10                        Cornelius argues that the State’s evidence failed to exclude the reasonable hypothesis that Cornelius deliberately chose not to chamber a round in order to avoid actually hurting anyone during the robbery.  Cornelius additionally contends that testimony of the “click” sound was insufficient to permit the inference that Cornelius actually pulled the trigger.  We are not persuaded.  Cornelius ignores the proper standard of appellate review and asks this court to substitute its view of the evidence and inferences therefrom for the jury’s.  Contrary to Cornelius’s arguments, this court need not exclude every reasonable hypothesis of innocence before upholding a jury’s verdict.  Rather, as noted above,  if there is a possibility that the jury “could have drawn the appropriate inferences from the evidence adduced at trial to find the requisite guilt,” we must uphold the verdict even if we believe that the jury “should not have found guilt based on the evidence before it.”  Poellinger, 153 Wis. 2d at 507.  Thus, if more than one inference can be drawn from the evidence, this court will follow the inference that supports the jury’s finding “unless the evidence on which that inference is based is incredible as a matter of law.”  Id. at 506-07.

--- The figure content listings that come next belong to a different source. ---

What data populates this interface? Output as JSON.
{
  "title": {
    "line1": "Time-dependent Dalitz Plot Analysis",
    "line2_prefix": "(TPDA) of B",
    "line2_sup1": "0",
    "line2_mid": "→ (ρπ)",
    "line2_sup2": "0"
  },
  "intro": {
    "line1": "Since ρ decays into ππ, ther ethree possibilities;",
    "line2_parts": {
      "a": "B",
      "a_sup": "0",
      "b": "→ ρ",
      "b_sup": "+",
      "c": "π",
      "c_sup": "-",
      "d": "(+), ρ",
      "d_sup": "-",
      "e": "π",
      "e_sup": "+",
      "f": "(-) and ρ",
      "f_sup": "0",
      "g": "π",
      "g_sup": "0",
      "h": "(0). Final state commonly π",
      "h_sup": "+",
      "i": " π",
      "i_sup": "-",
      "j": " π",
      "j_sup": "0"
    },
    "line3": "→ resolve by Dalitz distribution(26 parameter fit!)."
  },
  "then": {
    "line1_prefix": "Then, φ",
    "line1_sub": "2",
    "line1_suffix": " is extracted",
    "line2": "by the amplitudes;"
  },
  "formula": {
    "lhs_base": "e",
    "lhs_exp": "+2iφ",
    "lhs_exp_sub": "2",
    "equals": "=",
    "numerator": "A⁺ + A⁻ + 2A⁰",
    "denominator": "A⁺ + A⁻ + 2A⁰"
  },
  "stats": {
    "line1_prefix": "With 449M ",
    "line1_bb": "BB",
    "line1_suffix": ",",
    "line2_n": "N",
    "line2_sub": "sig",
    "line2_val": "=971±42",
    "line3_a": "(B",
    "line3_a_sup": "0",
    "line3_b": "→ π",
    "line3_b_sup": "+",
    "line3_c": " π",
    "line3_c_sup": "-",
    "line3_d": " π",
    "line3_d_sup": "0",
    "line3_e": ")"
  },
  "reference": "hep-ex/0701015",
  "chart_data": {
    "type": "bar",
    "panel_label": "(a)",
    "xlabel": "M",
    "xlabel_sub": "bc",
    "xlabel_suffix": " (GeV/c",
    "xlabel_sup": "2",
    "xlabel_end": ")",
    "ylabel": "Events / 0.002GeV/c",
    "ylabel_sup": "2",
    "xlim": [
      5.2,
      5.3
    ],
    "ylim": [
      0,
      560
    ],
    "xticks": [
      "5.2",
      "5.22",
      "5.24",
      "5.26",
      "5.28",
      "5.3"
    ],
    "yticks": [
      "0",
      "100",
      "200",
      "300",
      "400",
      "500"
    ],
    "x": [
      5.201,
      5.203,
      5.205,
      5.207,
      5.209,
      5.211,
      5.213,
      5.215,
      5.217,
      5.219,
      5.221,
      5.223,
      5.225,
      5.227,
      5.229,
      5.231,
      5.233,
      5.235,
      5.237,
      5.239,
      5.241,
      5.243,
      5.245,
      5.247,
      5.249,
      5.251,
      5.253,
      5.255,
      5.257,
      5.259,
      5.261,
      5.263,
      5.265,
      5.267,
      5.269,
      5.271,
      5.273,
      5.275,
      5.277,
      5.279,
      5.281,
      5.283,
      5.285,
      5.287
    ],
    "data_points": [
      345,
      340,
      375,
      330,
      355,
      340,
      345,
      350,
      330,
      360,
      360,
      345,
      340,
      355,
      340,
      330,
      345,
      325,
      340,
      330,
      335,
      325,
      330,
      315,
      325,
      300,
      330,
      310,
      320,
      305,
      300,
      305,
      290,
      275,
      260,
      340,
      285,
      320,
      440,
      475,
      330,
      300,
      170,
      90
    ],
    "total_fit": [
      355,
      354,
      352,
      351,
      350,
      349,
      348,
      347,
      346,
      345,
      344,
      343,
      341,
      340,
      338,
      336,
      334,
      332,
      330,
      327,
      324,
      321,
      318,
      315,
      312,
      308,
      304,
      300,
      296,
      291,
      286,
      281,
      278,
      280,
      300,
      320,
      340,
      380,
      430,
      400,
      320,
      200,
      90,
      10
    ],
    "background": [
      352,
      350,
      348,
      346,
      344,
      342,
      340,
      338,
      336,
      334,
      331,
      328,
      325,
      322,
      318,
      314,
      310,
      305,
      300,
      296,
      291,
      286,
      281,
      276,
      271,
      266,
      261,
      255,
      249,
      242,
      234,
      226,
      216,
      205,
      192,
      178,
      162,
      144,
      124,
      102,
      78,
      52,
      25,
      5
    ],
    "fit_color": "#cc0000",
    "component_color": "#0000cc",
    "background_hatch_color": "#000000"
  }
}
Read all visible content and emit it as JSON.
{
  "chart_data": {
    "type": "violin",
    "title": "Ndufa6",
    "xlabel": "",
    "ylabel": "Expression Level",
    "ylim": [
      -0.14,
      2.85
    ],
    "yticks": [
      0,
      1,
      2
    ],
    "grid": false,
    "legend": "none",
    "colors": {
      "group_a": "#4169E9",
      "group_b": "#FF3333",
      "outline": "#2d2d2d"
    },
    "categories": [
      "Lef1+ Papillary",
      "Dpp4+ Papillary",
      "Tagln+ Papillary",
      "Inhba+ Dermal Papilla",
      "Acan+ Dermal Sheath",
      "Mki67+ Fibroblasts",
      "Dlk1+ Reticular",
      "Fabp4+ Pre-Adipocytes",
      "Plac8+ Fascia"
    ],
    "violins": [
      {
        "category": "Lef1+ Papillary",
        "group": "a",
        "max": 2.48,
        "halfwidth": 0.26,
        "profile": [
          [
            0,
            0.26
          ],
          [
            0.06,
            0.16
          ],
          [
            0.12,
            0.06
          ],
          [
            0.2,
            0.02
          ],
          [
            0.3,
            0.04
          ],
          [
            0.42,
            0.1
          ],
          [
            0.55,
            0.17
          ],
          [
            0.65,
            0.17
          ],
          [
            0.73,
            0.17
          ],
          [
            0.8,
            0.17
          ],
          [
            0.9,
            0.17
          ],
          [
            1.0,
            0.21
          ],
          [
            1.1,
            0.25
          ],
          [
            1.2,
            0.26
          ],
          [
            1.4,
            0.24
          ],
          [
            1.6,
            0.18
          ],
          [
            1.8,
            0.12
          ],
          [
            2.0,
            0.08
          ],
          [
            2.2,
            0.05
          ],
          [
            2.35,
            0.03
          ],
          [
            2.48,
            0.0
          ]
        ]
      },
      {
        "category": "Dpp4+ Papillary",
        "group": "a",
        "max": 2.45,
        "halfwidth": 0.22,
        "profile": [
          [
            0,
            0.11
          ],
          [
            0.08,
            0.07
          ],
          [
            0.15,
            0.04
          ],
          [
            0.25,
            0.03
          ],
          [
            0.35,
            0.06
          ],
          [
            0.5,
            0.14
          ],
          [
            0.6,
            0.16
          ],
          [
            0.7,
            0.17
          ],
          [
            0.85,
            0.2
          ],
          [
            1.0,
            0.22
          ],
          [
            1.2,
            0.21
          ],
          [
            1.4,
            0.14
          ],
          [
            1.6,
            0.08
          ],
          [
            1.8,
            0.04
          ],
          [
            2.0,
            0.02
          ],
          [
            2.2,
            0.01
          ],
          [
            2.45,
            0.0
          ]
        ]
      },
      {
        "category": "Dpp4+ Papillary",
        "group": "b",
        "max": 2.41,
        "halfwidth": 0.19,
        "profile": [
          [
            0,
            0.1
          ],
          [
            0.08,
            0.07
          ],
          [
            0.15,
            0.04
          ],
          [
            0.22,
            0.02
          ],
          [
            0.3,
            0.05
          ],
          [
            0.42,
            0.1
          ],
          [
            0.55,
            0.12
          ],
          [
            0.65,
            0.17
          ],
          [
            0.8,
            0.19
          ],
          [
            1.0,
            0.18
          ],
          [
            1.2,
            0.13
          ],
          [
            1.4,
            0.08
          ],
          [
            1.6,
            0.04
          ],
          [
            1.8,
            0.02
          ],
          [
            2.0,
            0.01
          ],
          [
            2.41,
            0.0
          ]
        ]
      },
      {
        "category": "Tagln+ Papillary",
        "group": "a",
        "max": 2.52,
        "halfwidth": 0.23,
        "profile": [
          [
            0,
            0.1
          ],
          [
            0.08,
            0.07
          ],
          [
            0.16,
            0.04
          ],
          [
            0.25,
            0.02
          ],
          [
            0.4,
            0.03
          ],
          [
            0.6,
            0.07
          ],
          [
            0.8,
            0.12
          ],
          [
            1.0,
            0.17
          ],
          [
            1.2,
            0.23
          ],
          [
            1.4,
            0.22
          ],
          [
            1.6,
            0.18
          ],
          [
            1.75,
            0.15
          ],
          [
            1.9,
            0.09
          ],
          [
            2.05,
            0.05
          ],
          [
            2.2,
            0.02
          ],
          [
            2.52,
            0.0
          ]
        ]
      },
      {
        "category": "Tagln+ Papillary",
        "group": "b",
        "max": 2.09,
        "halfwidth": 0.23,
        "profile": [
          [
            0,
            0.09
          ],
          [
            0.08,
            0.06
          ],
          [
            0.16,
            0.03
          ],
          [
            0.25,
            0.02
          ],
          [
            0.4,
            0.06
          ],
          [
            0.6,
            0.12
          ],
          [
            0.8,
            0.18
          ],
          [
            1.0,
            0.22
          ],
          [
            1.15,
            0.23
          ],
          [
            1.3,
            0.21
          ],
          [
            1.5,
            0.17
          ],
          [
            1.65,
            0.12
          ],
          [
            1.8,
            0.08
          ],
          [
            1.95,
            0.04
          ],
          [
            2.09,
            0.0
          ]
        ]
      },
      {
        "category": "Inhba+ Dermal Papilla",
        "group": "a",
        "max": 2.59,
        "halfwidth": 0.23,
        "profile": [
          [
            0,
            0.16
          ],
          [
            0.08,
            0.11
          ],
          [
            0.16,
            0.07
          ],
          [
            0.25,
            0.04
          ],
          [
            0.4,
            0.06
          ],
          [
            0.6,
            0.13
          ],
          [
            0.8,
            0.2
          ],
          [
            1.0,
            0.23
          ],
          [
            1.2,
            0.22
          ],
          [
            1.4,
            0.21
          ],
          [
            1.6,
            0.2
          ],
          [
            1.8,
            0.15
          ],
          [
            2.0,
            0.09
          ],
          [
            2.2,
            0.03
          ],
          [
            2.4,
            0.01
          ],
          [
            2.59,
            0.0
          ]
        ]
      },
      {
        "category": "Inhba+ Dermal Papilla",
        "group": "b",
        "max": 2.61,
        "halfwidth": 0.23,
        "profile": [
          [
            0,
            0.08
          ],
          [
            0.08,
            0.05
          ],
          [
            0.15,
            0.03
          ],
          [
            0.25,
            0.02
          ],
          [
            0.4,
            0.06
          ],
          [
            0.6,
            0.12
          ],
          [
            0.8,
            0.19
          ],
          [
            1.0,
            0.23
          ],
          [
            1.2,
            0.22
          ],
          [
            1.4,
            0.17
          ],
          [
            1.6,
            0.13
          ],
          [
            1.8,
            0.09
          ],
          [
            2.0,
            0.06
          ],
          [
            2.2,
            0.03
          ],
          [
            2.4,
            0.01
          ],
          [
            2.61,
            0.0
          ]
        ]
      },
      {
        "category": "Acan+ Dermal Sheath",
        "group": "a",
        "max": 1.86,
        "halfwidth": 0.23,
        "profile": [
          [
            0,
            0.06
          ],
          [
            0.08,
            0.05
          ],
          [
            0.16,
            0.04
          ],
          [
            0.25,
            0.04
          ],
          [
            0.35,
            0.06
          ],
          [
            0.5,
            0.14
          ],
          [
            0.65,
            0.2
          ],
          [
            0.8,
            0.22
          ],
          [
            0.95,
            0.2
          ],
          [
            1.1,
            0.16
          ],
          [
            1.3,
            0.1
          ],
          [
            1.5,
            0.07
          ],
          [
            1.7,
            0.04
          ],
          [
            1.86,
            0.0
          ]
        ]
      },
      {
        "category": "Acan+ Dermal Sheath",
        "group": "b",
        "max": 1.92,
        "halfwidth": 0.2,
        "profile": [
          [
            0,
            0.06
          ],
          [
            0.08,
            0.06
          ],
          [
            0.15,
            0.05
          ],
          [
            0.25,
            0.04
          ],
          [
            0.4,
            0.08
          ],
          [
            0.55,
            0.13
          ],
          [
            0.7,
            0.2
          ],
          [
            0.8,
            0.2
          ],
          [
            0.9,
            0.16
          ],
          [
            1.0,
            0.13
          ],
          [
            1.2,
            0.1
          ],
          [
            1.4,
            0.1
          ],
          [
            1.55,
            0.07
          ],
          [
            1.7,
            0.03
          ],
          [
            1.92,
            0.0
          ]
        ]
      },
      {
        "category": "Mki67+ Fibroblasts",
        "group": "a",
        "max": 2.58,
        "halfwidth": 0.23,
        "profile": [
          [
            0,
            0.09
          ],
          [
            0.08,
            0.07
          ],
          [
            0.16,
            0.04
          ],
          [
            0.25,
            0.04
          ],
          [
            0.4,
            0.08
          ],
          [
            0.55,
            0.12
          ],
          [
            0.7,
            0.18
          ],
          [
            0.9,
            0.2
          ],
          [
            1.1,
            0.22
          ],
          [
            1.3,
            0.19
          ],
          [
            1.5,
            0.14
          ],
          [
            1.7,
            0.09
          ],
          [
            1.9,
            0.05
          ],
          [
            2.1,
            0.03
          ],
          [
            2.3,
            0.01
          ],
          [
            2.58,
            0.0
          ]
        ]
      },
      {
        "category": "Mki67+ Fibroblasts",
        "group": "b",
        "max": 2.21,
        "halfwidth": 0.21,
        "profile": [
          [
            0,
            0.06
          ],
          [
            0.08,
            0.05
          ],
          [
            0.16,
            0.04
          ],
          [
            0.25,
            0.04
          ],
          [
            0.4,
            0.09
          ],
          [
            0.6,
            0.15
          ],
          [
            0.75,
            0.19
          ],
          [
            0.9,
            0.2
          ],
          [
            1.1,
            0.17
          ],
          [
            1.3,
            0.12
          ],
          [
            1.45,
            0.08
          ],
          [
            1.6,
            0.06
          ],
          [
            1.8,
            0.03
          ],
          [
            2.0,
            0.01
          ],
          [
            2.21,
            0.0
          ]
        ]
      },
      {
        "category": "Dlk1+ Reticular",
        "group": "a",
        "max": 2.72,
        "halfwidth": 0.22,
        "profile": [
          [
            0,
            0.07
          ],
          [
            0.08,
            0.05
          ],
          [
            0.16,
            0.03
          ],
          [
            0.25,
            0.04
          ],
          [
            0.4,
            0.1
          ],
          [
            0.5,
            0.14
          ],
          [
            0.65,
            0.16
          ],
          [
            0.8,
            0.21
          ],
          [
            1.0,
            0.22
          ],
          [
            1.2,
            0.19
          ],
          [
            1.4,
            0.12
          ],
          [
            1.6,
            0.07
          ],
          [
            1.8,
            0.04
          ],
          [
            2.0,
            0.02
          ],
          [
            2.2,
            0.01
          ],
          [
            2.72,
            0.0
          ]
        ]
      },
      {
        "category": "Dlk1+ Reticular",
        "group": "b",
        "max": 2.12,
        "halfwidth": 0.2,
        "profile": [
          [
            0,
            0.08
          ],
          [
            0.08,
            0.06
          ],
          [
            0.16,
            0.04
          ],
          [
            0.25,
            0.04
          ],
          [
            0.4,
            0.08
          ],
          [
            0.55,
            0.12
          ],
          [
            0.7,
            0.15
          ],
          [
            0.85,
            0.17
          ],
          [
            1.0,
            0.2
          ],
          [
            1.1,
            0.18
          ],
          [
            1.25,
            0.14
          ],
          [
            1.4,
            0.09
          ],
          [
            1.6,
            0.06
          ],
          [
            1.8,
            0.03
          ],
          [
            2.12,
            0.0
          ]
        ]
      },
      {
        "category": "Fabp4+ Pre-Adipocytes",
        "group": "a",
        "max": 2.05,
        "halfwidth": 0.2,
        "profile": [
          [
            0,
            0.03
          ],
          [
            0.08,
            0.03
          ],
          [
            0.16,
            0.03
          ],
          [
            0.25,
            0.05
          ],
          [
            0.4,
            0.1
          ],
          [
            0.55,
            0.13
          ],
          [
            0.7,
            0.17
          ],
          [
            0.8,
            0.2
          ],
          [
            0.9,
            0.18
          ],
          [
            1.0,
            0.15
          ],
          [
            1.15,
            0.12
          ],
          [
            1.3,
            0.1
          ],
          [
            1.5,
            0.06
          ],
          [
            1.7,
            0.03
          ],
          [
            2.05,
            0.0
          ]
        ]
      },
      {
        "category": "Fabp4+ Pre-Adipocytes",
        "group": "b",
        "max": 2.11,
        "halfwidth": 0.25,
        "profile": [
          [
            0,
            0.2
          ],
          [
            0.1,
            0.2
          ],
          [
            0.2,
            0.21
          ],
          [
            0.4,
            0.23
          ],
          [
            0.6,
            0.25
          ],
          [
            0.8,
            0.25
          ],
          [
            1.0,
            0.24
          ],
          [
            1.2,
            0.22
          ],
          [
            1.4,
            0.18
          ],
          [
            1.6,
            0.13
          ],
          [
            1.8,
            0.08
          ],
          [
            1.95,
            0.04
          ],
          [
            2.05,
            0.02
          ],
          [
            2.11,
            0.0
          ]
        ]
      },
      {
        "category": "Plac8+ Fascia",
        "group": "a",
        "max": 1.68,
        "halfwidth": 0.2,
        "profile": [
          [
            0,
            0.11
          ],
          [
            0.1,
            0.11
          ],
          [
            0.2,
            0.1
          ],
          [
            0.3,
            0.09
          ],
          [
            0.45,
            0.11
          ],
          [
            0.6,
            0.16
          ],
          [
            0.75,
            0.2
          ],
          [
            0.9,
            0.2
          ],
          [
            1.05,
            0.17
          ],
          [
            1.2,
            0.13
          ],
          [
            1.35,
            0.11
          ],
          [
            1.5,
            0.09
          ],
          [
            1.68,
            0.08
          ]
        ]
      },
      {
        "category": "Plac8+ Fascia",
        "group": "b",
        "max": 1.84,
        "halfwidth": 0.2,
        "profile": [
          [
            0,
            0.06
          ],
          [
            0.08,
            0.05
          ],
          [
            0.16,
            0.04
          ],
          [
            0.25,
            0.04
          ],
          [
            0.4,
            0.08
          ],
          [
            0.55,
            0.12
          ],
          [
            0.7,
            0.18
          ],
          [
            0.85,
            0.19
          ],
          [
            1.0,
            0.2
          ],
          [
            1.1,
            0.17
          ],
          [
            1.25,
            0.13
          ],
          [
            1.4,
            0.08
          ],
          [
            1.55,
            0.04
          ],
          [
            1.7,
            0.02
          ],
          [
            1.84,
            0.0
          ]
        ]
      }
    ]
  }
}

11                        To the extent Cornelius disputes any contrary testimony, it is the jury’s function to decide the credibility of witnesses and reconcile any inconsistencies in the testimony.  Toy, 125 Wis. 2d at 222.  The jury could reasonably infer that Cornelius attempted to kill Ronald when he pointed the gun at Ronald’s head and pulled the trigger, producing a “click” sound.  Rather than concluding that Cornelius never intended to chamber a round, the jury could infer that it was merely fortuitous that a bullet was not chambered.  Cornelius’s theory that testimony of the “click” sound was insufficient to permit the inference that Cornelius actually pulled the trigger fails for the same reason.  The jury could reasonably determine otherwise.  Moreover, Cornelius does not dispute the State’s claim that these theories were never presented to the jury.  An appeal is not a trial de novo at which the defendant can advance new theories of innocence after a jury has rejected the defendant’s initial defense.  The evidence at trial provided a sufficient basis upon which the jury could reject Cornelius’s interpretation of the evidence and convict him of attempted first-degree intentional homicide.

            By the Court.—Judgment affirmed.

            This opinion will not be published.  See Wis. Stat. Rule 809.23(1)(b)5.


 



[1]  All references to the Wisconsin Statutes are to the 2003-04 version unless otherwise noted.